9.3.4 Average Magnetization

Fig. 9.14 shows profiles of $M_z$ along the $y$-axis for different external fields. As a result, the vortex is shifted and the profile ``moves'' towards the circumference of the dot ($\vert y/R\vert=1$). From this plot the position of the vortex core for a given external field has been extracted. The corresponding average magnetization $\langle M_x \rangle$ is plotted in Fig. 9.15 (open circles). For symmetry reasons $M_y$ is zero (the vortex is shifted along the $y$-axis, since we applied a field in $x$-direction).

Figure 9.14: Profiles of $M_z$ along the $y$-axis through the center of the nanodot for a vortex moving in $-y$ direction due to an external field increasing in $x$ direction.

By integrating the magnetization distribution of the rigid vortex model over the surface of the nanodot the average magnetization $\langle M_x \rangle$ has been calculated. The result is given in Fig. 9.15. We find very good agreement between the rigid vortex model and the finite element simulation.

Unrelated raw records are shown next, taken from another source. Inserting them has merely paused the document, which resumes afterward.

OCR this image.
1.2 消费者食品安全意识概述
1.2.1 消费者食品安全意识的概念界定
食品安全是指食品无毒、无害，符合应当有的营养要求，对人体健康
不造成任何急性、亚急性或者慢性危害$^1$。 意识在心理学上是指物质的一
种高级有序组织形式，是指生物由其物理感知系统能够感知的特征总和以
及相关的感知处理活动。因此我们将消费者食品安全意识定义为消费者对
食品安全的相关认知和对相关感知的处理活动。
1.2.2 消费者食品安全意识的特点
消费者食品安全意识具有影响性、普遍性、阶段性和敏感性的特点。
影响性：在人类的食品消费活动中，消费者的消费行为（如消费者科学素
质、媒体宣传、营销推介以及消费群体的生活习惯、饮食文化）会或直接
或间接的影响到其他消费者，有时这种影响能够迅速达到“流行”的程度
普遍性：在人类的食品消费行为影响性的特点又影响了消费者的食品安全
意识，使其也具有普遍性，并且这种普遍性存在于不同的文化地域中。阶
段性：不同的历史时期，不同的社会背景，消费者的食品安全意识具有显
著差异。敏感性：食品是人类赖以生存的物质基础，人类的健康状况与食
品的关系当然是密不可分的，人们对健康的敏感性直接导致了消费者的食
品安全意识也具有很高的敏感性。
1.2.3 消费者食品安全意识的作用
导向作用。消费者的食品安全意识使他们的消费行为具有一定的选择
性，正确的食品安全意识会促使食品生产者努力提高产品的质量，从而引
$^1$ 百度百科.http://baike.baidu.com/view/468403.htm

The small difference can be understood by considering small deviations of the magnetization distribution due to surface charges on the circumference (cf. Sec. 9.3.5).

Figure: Comparison of $\langle M_x \rangle$ as a function of the vortex displacement between the FE simulation and the rigid vortex model. $y=0$ corresponds to a centered vortex, $y=-0.78$ is the maximum shift before vortex annihilation occurs in the FE simulation.